Les pluies tombent en toute saison dans les Pyrénées asturiennes. Les sécheresses prolongées y sont un phénomène des plus rares; cependant il arrive quelquefois, à la fin de l'été, que des semaines se passent sans amener d'averse. L'équinoxe d'automne est toujours accompagné d'une précipitation d'humidité fort abondante, et très-souvent les conflits et les brusques remous de l'air se produisent alors et bouleversent les eaux du golfe de Gascogne: il est peu de mers qui soient plus redoutables dans cette saison; les annales maritimes racontent les drames effrayants qui s'y sont accomplis. Ces tempêtes sont le plus grand inconvénient du climat cantabre; mais la contrée a sur les autres parties de l'Espagne, à l'exception des provinces Vascongades, l'inappréciable avantage de jouir d'une température maritime assez égale, relativement tiède en hiver et fraîche en été. Ce n'est pas le «printemps perpétuel» que vantent les indigènes; mais la succession des saisons y offre du moins une oscillation modérée. A sept ou huit cents kilomètres de distance, les côtes asturiennes et les rivages anglais, qui se regardent par-dessus les mers de Gascogne et de Bretagne, offrent une ressemblance singulière de climat; mais, tandis que le Devonshire et la Cornouaille, exposés au midi, ont une température moyenne plus égale, les campagnes situées à la base des Pyrénées cantabres, quoique tournées au nord, jouissent, grâce à leur latitude méridionale, d'une somme de chaleur plus élevée.

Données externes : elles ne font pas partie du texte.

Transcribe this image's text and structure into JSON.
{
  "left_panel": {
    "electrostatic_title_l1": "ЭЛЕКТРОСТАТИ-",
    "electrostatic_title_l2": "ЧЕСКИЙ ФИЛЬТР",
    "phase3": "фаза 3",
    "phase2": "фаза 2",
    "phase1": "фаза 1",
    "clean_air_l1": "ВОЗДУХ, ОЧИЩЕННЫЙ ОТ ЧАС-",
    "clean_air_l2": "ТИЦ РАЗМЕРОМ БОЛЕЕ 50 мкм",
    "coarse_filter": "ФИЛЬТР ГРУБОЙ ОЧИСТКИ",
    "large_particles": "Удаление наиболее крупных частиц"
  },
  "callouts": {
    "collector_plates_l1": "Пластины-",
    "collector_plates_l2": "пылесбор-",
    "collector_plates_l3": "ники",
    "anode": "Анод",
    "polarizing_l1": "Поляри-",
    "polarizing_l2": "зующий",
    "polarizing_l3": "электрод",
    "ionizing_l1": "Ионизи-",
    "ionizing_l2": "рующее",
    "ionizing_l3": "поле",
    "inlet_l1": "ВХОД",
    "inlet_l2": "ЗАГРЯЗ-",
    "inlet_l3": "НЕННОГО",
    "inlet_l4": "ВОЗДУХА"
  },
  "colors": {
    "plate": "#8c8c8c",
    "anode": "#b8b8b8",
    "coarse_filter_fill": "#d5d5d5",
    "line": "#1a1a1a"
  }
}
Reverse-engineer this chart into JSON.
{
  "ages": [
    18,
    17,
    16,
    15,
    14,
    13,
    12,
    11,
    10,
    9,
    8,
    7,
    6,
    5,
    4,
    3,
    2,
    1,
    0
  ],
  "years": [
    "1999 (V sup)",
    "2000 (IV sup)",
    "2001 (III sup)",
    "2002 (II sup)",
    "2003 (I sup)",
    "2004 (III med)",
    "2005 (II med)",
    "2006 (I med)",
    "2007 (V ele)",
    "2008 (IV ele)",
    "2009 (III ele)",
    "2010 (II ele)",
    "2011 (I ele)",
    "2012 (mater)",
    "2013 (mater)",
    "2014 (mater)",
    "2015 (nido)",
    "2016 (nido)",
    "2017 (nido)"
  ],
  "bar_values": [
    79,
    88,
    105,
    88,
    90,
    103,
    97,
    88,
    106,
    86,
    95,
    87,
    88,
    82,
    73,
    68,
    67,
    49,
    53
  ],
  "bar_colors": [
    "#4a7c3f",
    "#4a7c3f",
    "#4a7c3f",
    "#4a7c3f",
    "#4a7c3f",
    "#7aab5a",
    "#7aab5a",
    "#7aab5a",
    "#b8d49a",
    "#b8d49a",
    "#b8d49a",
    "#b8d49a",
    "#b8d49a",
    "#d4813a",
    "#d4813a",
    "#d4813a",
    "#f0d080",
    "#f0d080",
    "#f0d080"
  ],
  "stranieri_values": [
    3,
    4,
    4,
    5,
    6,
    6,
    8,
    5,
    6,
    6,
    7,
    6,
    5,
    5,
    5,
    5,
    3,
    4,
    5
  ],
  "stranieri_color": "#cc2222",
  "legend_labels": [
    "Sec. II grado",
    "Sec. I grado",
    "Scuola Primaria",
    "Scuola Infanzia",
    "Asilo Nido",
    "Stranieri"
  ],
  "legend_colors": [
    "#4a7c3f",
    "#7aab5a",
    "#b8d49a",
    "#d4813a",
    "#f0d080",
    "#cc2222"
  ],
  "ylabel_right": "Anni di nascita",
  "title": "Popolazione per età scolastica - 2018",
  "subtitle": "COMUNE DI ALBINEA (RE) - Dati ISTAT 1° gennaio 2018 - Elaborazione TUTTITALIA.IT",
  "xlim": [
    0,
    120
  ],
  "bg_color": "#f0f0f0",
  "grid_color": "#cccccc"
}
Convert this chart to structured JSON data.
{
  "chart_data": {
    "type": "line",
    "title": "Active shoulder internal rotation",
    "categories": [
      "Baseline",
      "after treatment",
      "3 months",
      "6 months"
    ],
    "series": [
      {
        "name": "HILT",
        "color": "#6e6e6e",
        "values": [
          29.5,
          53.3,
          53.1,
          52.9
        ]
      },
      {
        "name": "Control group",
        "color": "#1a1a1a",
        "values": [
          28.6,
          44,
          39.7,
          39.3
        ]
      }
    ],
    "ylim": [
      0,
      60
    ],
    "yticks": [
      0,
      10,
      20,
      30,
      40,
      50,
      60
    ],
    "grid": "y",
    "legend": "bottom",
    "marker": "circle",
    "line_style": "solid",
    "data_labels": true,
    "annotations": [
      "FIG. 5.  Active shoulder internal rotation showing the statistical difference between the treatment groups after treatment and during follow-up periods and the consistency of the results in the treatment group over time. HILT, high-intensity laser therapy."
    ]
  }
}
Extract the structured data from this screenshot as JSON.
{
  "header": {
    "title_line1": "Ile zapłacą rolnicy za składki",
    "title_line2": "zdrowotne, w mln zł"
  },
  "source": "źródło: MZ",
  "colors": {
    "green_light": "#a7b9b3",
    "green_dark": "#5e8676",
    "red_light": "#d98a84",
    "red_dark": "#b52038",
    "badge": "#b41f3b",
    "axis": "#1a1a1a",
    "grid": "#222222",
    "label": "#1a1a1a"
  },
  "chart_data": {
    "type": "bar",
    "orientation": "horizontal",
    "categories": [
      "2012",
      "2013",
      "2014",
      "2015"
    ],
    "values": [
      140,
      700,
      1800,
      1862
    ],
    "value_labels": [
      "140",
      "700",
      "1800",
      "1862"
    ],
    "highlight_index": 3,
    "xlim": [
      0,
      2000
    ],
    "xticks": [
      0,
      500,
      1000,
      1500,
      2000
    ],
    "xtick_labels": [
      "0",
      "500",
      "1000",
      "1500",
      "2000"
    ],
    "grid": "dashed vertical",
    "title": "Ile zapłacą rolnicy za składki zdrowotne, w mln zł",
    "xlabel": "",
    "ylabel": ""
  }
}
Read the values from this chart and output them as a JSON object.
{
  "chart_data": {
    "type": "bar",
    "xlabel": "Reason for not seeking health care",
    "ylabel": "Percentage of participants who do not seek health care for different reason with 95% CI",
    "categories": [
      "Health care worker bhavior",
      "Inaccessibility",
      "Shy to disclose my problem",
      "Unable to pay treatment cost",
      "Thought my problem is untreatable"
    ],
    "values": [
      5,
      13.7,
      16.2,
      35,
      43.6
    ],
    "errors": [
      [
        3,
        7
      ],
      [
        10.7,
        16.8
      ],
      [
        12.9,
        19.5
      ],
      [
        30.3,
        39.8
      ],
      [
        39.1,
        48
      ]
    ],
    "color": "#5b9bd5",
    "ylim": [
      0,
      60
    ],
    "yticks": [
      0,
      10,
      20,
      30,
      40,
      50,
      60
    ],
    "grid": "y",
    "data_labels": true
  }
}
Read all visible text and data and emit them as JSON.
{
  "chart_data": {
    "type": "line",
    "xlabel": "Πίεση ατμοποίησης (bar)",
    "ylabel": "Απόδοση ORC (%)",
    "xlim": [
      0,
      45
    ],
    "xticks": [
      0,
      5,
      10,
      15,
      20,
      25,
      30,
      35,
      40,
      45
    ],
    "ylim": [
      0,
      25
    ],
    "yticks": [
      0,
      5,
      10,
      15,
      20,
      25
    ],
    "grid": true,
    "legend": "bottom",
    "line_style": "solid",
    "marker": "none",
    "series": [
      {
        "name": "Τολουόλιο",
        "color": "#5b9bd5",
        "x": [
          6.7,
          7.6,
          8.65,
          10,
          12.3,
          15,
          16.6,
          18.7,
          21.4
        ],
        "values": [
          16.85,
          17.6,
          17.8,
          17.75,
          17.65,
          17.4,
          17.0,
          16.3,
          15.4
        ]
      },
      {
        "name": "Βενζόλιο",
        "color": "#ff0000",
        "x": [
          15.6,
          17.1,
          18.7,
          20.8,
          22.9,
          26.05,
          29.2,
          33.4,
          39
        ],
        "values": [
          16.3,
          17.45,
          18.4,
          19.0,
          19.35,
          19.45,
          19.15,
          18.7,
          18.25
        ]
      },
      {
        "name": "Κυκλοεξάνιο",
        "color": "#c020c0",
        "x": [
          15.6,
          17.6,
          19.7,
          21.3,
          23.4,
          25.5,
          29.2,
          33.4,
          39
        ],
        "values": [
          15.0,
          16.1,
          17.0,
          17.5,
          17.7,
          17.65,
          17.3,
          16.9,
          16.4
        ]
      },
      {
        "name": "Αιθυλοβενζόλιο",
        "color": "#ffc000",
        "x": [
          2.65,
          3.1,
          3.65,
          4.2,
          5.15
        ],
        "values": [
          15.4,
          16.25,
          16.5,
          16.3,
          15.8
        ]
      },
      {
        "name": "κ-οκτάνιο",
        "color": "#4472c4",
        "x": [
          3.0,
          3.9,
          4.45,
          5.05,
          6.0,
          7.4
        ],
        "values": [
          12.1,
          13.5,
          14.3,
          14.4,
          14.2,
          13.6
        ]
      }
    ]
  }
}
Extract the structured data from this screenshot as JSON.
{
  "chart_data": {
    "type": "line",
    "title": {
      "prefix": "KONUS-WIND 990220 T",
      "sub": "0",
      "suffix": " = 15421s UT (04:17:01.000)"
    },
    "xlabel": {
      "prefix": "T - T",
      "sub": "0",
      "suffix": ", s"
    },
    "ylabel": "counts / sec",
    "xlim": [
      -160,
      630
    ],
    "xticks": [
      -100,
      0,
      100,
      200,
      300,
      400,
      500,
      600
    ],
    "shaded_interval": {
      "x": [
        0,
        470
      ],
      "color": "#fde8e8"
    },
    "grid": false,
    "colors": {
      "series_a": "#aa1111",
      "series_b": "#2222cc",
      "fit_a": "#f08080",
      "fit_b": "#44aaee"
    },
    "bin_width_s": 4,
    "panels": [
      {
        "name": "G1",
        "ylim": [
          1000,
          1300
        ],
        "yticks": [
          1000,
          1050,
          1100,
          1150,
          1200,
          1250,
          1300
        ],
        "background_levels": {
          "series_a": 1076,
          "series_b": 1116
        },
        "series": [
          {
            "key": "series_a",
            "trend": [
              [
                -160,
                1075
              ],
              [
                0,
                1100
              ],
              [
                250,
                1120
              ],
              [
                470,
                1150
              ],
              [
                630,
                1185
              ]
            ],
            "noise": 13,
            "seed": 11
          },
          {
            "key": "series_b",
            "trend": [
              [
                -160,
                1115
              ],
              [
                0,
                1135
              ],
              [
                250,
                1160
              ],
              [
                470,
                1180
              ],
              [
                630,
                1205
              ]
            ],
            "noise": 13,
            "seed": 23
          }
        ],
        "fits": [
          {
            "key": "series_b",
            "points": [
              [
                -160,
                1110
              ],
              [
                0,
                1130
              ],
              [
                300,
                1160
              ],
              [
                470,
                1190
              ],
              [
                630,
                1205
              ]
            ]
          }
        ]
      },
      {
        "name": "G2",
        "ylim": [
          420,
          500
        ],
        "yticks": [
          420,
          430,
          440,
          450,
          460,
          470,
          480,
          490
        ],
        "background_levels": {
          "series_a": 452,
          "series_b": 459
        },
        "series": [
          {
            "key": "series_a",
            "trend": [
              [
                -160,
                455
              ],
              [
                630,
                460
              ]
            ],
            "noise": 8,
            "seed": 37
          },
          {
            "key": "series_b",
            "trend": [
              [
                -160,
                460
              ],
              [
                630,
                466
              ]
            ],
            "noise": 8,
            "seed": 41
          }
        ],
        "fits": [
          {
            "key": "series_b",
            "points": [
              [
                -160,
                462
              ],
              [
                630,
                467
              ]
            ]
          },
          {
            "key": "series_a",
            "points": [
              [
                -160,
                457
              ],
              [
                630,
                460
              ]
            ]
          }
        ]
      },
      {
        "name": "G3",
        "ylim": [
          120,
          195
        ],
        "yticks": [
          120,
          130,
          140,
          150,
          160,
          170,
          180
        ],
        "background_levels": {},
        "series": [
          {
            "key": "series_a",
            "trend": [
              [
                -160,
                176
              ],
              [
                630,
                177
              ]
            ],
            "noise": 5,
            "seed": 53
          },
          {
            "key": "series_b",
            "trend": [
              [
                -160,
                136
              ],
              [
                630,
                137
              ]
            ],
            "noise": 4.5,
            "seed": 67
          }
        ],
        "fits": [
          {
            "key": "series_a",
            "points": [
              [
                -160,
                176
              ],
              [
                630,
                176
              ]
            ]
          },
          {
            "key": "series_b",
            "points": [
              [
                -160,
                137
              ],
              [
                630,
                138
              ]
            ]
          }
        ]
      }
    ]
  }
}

La similitude des climats se révèle aussi dans la grande abondance des vapeurs rampant sur le sol en brouillards épais, pareils à ceux des îles Britanniques: cette forme de nuages est très-fréquente en Galice et dans les Asturies; on lui donne le nom de bretimas. Ces phénomènes météorologiques, si différents de ceux du reste de l'Espagne, ne pouvaient manquer de faire naître des hallucinations dans les esprits superstitieux des Gallegos. Ils se figurent les enchanteurs sous forme de nuveiros, ou chevaucheurs de nuées, volant dans les tempêtes, s'allongeant en nuages ou se rapetissant en nuelles, apparaissant ou s'évaporant à volonté. C'est la nuit surtout que ces esprits aiment à voyager. Parfois les fantômes des morts, tenant des lumières à la main, se font porter par les brouillards de cimetière en cimetière: ses redoutables processions nocturnes sont connues sous le nom d'estadeas ou estadinhas [197].